К вечеру император принял вполне определенное решение.
- Я покажу им, - сказал он.
Он вызвал обер-полицеймейстера Кокошкина и на секретном докладе спросил о результатах поисков. Поиски оставались, как он и ожидал, безрезультатными. Тогда император перед самою вечернею молитвою наложил на доклад резолюцию:
"Отдать под суд откупщика, которому кабак принадлежит, с прекращением его откупа, а в случае замешанности - со взятием имущества в казну".

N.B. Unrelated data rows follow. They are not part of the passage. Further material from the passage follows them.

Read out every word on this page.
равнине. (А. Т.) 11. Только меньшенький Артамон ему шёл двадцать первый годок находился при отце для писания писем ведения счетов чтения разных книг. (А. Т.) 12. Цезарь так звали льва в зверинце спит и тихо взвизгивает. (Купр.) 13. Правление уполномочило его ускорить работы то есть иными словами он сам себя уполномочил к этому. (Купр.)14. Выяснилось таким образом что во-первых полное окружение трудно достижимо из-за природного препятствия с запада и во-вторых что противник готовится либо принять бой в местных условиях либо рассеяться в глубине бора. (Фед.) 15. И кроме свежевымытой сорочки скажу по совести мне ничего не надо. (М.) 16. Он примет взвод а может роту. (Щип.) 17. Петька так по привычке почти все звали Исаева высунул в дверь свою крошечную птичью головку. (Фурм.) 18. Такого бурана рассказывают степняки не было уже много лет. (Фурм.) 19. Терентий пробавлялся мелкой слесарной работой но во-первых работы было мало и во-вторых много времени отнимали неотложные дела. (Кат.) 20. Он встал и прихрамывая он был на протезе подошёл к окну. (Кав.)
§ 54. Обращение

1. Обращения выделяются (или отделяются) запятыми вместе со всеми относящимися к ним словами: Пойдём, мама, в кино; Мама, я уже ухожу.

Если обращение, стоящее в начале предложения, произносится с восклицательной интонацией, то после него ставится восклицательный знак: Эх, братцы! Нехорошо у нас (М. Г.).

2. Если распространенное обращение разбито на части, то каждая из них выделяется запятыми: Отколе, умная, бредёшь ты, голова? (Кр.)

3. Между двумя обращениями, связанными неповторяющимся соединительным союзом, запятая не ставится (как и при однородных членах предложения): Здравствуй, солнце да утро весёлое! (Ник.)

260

- Я покажу им, - произнес он, - что в России еще есть самодержавие.
19
Кабак оказался находящимся во владении винного откупщика Конаки, проживавшего по Большой Морской улице. Назавтра он был арестован по обвинению в злостном содержании лично ему принадлежащих кабаков. Конаки был человек небольшой и недавний. Всего три года, как он прибыл с юга, где имел свой обширный ренсковый погреб. С молодых лет он состоял по винным делам; был наследственный винник. Знал, как нужно давить виноград, чего подмешать; понимал процессы брожения. Торговал крупно. Расхаживая у себя на юге по прохладной Виннице, чувствовал вкус довольства. Но неудержимо растущее состояние оторвало его от этих мирных воспоминаний. Он прибыл в Петербург, чтобы приглядеться, стал понемногу прививаться, осел с большой шумной семьею на Большой Морской, начал уже входить во вкус операций - и вот среди бела дня, неожиданно - сел в яму.

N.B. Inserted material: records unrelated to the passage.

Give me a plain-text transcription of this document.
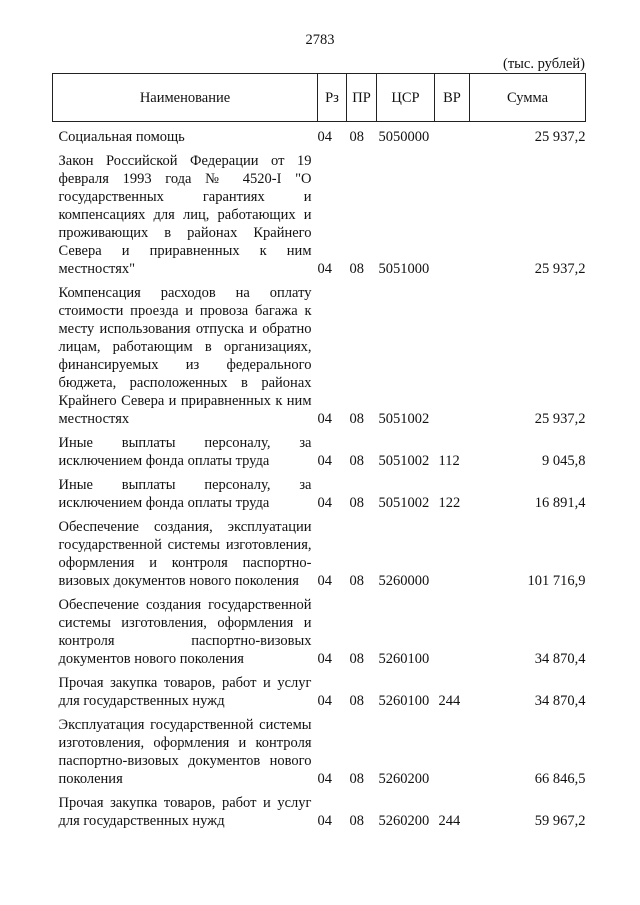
2783
(тыс. рублей)
Наименование	Рз	ПР	ЦСР	ВР	Сумма
Социальная помощь	04	08	5050000		25 937,2
Закон Российской Федерации от 19 февраля 1993 года № 4520-I "О государственных гарантиях и компенсациях для лиц, работающих и проживающих в районах Крайнего Севера и приравненных к ним местностях"	04	08	5051000		25 937,2
Компенсация расходов на оплату стоимости проезда и провоза багажа к месту использования отпуска и обратно лицам, работающим в организациях, финансируемых из федерального бюджета, расположенных в районах Крайнего Севера и приравненных к ним местностях	04	08	5051002		25 937,2
Иные выплаты персоналу, за исключением фонда оплаты труда	04	08	5051002	112	9 045,8
Иные выплаты персоналу, за исключением фонда оплаты труда	04	08	5051002	122	16 891,4
Обеспечение создания, эксплуатации государственной системы изготовления, оформления и контроля паспортно-визовых документов нового поколения	04	08	5260000		101 716,9
Обеспечение создания государственной системы изготовления, оформления и контроля паспортно-визовых документов нового поколения	04	08	5260100		34 870,4
Прочая закупка товаров, работ и услуг для государственных нужд	04	08	5260100	244	34 870,4
Эксплуатация государственной системы изготовления, оформления и контроля паспортно-визовых документов нового поколения	04	08	5260200		66 846,5
Прочая закупка товаров, работ и услуг для государственных нужд	04	08	5260200	244	59 967,2
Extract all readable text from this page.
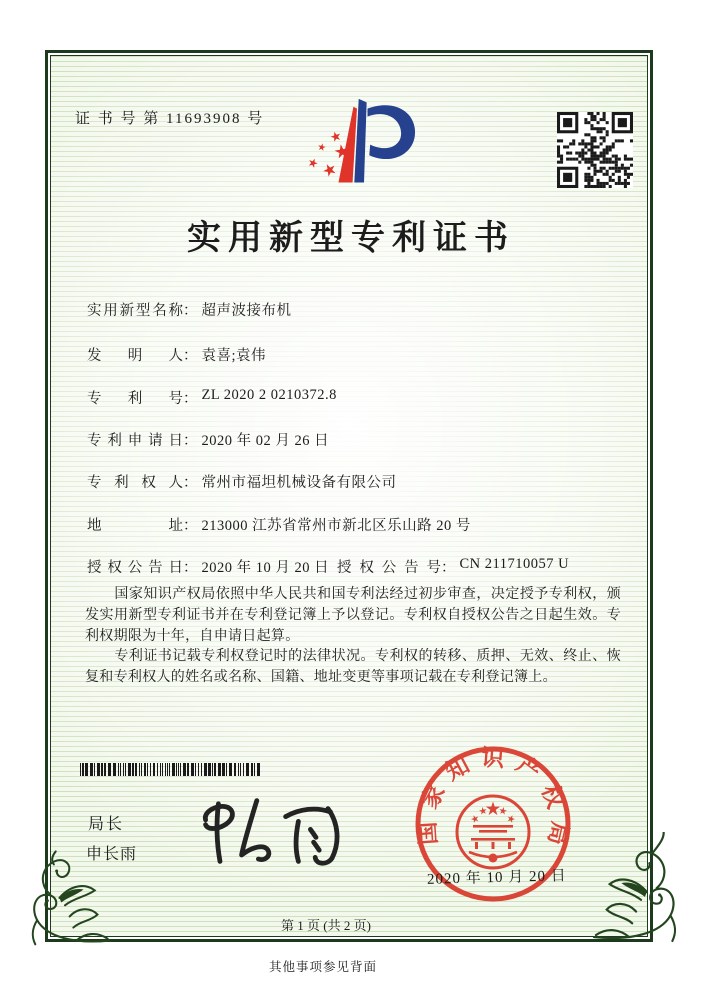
证 书 号 第 11693908 号
实用新型专利证书
实用新型名称： 超声波接布机
发明人： 袁喜;袁伟
专利号： ZL 2020 2 0210372.8
专利申请日： 2020 年 02 月 26 日
专利权人： 常州市福坦机械设备有限公司
地址： 213000 江苏省常州市新北区乐山路 20 号
授权公告日： 2020 年 10 月 20 日 授权公告号： CN 211710057 U

国家知识产权局依照中华人民共和国专利法经过初步审查，决定授予专利权，颁发实用新型专利证书并在专利登记簿上予以登记。专利权自授权公告之日起生效。专利权期限为十年，自申请日起算。

专利证书记载专利权登记时的法律状况。专利权的转移、质押、无效、终止、恢复和专利权人的姓名或名称、国籍、地址变更等事项记载在专利登记簿上。

局长
申长雨
国家知识产权局
2020 年 10 月 20 日
第 1 页 (共 2 页)
其他事项参见背面
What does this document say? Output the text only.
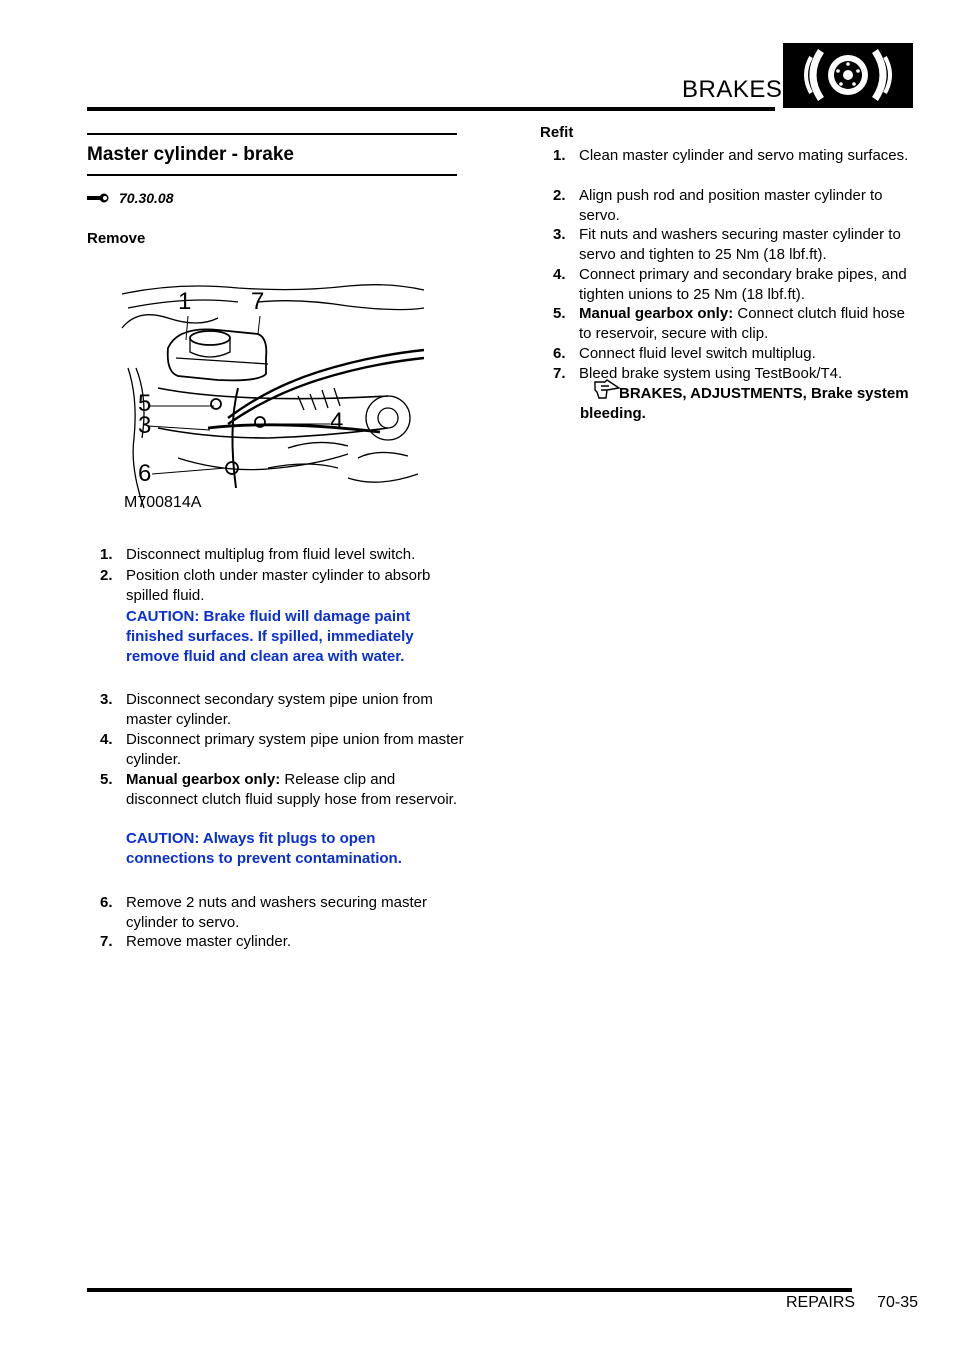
BRAKES
Master cylinder - brake
70.30.08
Remove
1 7
5
3	4
6
M700814A
1. Disconnect multiplug from fluid level switch.
2. Position cloth under master cylinder to absorb spilled fluid.
CAUTION: Brake fluid will damage paint finished surfaces. If spilled, immediately remove fluid and clean area with water.
3. Disconnect secondary system pipe union from master cylinder.
4. Disconnect primary system pipe union from master cylinder.
5. Manual gearbox only: Release clip and disconnect clutch fluid supply hose from reservoir.
CAUTION: Always fit plugs to open connections to prevent contamination.
6. Remove 2 nuts and washers securing master cylinder to servo.
7. Remove master cylinder.
Refit
1. Clean master cylinder and servo mating surfaces.
2. Align push rod and position master cylinder to servo.
3. Fit nuts and washers securing master cylinder to servo and tighten to 25 Nm (18 lbf.ft).
4. Connect primary and secondary brake pipes, and tighten unions to 25 Nm (18 lbf.ft).
5. Manual gearbox only: Connect clutch fluid hose to reservoir, secure with clip.
6. Connect fluid level switch multiplug.
7. Bleed brake system using TestBook/T4.
BRAKES, ADJUSTMENTS, Brake system bleeding.
REPAIRS 70-35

Впрочем, не так уж неожиданно. Имея в лице молодых Конаки-сыновей дельных агентов по налаживанию жизни в питейных заведениях, он уже спустя два часа знал об опечатании кабака, представлял себе в примерных размерах случившееся и успел посоветоваться с несколькими лицами. Но все же он не мог ожидать такого быстрого, молниеносного лишения свободы. Как только дверь затворилась за жандармами, уведшими отца, потерявшего при этом все присутствие духа, Конаки-сыновья предоставили женщинам плакать и метаться по обширным комнатам, а сами сразу же отправились на Конногвардейский бульвар к главному петербургскому откупщику Родоканаки.
20
Если Конаки был еще совершенно свеж и в нем еще держался дух ренскового погреба, то начало Родоканаки было далеко и всеми забыто. Известно было, что он из Одессы, и сам он всегда любил это подчеркивать.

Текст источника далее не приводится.